By Becca DeGregorio, Science Tuesday Editor
@beccadeeeee

Researchers at BU are working to improve cyber security./ PHOTO VIA Flickr user eGuidry

Researchers at BU are working to improve cyber security./ PHOTO VIA Flickr user eGuidry

For us millennials, the only thing more frustrating than dealing with technology is our parents’ collective assumption that we are all in constant danger when we use it. Personally, a combination of daily iPhone updates and high school sermons on Internet safety has been enough to deter me from ever completely trusting anything with a keyboard.

But there’s nothing a little innovation can’t fix.

Researchers at the Boston University Rafik B. Hariri Institute for Computing and Computational Science & Engineering have recently received a $10 million Frontier grant from the National Science Foundation’s Secure and Trustworthy Cyberspace program to help enhance cyber security.

The Modular Approach to Cloud Security, or MACS, project is a five-year endeavor that aims to develop a multi-layer security system to match the chains of being that occupy our laptop and cell phone usage.

Open Snapchat. Take a Snapchat. Send that Snapchat. Hope that it doesn’t end up in the wrong hemisphere.

“What results is a gaping hole,” said Dr. Srini Devadas, a professor of Electrical Engineering and Computer Science at Massachusetts Institute of Technology and a principal investigator with the project. “So the notion of compose-ability, which is kind of the central tenant of this project, is that we’d like to maybe ask for more at the component level, but then get the security properties at the component level composed to a solid system-level direction.”

The project is certainly a long-term ordeal for a reason. Despite how simplistic a misdirected email or an intercepted call might seem, working with “the cloud” is anything but.

“There’s a catch-22 here. It’s really hard to reason about systems. Systems are incredibly complicated,” Devadas said as he proceeded to explain the team’s anticipated strategy of piecing together individual prototypes of processors that will compose a secure system. That’s what makes the project a “modular approach.”

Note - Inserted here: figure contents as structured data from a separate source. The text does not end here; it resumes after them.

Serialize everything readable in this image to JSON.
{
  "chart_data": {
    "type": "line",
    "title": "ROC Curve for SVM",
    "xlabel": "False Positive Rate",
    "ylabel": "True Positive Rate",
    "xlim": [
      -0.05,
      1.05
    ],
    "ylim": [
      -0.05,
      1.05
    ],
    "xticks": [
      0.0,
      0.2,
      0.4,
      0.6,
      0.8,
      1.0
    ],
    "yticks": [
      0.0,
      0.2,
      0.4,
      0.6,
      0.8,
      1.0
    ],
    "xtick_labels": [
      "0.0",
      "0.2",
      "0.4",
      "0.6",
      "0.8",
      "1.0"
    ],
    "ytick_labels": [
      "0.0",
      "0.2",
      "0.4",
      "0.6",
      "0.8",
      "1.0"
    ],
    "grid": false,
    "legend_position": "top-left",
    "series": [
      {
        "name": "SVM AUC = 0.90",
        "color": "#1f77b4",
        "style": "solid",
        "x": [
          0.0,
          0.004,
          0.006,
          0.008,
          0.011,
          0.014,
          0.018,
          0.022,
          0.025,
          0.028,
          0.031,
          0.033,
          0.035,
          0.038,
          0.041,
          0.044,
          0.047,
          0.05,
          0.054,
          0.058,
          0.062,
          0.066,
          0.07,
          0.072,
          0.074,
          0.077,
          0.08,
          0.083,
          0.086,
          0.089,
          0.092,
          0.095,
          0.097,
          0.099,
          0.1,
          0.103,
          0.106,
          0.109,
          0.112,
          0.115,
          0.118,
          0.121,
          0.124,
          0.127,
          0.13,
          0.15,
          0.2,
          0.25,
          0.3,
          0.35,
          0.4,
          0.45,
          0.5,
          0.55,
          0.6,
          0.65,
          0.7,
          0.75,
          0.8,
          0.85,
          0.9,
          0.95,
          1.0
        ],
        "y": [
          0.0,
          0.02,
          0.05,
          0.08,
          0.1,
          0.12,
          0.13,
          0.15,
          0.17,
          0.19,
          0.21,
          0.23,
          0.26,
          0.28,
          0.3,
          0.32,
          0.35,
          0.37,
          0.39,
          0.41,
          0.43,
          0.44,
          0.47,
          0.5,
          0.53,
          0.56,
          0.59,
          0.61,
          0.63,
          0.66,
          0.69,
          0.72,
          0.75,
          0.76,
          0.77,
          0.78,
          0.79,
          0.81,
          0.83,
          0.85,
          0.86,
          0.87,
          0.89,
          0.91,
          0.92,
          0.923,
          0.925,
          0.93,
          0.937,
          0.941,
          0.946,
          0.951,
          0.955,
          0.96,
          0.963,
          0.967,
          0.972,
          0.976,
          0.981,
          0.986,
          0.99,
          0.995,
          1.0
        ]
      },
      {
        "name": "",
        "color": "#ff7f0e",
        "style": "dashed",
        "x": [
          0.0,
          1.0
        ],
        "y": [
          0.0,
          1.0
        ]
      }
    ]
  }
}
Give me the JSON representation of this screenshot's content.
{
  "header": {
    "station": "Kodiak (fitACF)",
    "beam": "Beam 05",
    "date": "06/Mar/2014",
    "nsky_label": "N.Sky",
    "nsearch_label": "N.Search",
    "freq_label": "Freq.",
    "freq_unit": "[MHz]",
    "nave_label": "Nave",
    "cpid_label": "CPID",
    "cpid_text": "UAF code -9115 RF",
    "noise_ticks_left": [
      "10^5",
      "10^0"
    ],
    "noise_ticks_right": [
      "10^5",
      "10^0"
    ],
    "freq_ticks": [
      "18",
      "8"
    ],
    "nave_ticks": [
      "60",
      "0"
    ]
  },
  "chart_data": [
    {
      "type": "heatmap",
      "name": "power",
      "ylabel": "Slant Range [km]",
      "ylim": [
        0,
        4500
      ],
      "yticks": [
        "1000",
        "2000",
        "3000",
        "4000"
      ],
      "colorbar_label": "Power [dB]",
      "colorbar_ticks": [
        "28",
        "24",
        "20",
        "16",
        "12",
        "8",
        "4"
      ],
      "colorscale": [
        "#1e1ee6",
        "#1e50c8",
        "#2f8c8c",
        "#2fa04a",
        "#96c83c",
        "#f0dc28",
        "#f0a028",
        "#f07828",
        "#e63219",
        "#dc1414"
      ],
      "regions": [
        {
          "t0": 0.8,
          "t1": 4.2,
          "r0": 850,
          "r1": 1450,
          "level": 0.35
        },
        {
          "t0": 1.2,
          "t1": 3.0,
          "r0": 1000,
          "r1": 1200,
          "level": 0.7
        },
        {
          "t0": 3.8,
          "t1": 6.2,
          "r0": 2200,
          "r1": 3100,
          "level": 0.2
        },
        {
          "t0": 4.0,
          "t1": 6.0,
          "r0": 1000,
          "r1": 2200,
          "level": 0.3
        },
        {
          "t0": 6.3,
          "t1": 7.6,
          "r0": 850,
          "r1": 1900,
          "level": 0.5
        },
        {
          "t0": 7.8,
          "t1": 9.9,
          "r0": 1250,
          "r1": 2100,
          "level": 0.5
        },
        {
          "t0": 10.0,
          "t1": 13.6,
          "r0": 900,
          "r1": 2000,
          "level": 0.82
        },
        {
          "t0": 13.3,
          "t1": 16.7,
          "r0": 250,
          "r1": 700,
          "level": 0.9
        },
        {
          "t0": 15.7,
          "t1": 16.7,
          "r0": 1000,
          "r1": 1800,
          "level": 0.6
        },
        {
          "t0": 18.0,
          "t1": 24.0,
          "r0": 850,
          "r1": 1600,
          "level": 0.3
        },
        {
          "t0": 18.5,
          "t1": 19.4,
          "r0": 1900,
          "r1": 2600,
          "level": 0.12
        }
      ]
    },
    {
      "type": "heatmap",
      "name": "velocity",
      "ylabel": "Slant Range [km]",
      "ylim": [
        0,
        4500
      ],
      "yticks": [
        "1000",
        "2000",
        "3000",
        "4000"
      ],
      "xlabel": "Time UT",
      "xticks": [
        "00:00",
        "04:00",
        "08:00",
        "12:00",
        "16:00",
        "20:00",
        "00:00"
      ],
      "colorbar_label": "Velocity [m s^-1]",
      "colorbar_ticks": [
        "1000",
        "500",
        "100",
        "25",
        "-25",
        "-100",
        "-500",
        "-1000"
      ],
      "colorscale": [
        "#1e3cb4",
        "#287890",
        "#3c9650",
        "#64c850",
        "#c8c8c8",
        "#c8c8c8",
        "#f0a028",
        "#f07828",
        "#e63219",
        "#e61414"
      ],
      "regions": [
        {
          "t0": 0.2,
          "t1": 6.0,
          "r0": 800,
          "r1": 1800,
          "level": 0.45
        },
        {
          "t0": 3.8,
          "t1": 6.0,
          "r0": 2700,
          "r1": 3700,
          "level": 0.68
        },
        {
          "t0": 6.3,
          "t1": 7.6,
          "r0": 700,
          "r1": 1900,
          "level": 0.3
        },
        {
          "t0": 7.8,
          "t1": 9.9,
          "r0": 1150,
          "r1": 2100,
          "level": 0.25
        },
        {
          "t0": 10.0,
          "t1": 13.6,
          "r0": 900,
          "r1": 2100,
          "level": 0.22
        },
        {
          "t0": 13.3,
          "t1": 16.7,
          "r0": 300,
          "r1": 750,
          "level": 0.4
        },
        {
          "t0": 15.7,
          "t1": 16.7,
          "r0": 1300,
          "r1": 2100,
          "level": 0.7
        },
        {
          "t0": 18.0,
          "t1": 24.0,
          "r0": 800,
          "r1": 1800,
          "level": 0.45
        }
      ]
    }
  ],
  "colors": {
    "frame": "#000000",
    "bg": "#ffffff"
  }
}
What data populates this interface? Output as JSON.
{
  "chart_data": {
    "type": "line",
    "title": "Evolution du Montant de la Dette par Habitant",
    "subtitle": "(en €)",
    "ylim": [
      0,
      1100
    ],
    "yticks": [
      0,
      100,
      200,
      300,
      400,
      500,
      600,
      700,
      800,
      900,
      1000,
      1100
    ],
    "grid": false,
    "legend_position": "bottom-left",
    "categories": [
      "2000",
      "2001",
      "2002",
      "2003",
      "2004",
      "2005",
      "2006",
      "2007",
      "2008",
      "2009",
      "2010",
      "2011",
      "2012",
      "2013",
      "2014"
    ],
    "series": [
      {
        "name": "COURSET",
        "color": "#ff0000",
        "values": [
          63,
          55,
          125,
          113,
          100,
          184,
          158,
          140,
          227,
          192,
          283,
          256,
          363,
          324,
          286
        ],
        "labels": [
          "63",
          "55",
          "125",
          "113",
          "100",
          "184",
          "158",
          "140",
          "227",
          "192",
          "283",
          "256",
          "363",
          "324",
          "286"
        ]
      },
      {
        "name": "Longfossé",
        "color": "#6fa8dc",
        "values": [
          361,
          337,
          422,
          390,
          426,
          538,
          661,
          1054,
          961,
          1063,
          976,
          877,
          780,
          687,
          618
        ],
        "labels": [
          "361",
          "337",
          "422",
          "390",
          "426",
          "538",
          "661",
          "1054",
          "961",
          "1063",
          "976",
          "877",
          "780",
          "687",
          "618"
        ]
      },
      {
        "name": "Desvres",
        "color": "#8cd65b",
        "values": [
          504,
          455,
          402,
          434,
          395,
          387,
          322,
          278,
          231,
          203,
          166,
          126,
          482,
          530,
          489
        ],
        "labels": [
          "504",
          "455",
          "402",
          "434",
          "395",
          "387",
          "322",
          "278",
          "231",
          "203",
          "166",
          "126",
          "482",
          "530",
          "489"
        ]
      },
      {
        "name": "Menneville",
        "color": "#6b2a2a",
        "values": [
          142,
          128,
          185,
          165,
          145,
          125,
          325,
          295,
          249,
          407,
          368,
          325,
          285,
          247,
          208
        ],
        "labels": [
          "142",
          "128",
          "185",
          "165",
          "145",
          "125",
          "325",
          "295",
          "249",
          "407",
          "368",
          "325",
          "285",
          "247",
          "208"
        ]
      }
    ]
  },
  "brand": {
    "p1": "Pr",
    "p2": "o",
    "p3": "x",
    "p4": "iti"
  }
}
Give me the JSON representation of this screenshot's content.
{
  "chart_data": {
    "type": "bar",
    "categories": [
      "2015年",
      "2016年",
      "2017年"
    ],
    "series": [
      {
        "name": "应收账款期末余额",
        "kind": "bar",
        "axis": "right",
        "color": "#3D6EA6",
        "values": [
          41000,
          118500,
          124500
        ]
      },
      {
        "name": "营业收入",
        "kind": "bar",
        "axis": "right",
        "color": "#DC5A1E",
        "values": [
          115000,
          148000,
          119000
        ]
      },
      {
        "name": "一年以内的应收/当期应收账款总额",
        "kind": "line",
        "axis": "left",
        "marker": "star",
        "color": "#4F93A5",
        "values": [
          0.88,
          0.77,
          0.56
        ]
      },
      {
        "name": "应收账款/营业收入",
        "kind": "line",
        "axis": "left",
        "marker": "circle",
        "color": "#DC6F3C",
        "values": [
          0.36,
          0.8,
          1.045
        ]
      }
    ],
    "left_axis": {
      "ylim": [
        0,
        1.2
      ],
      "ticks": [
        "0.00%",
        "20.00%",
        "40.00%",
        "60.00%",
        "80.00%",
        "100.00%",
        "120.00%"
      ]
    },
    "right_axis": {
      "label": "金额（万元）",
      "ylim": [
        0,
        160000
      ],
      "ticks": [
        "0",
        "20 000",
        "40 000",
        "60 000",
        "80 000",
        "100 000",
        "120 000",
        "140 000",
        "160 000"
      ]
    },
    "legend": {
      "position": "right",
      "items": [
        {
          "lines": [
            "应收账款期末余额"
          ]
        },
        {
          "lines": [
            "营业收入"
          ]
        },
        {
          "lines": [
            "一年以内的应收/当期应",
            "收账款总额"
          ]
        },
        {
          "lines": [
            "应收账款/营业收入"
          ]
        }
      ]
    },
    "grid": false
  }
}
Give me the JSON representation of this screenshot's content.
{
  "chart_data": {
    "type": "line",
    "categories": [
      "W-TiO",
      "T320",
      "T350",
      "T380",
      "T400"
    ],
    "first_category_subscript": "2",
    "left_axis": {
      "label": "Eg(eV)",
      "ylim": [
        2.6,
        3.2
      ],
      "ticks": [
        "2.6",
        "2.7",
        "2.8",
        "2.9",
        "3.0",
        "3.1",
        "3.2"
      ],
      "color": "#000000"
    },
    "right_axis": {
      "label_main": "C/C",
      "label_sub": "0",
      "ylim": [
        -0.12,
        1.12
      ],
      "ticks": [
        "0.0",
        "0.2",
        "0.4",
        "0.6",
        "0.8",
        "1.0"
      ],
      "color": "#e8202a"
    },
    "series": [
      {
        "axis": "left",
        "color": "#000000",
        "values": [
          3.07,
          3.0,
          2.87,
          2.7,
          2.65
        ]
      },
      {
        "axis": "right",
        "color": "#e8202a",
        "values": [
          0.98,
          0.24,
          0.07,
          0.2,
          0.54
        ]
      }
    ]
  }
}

Will the cloud suddenly become as trustworthy as my high school health teacher by the end the MACS project? Sadly, the answer is no.

But, according to Devadas, this research will help bring the cloud closer to that level of reliability.

“At the minimum, I would be very surprised if there is not a significant academic impact,” he said. “And by that, I mean ideas and prototypes and ways of designing secure systems. This should push the envelope. We want to put our ideas out there.”

Until these ideas come into fruition, I think I’ll keep my digital guard up.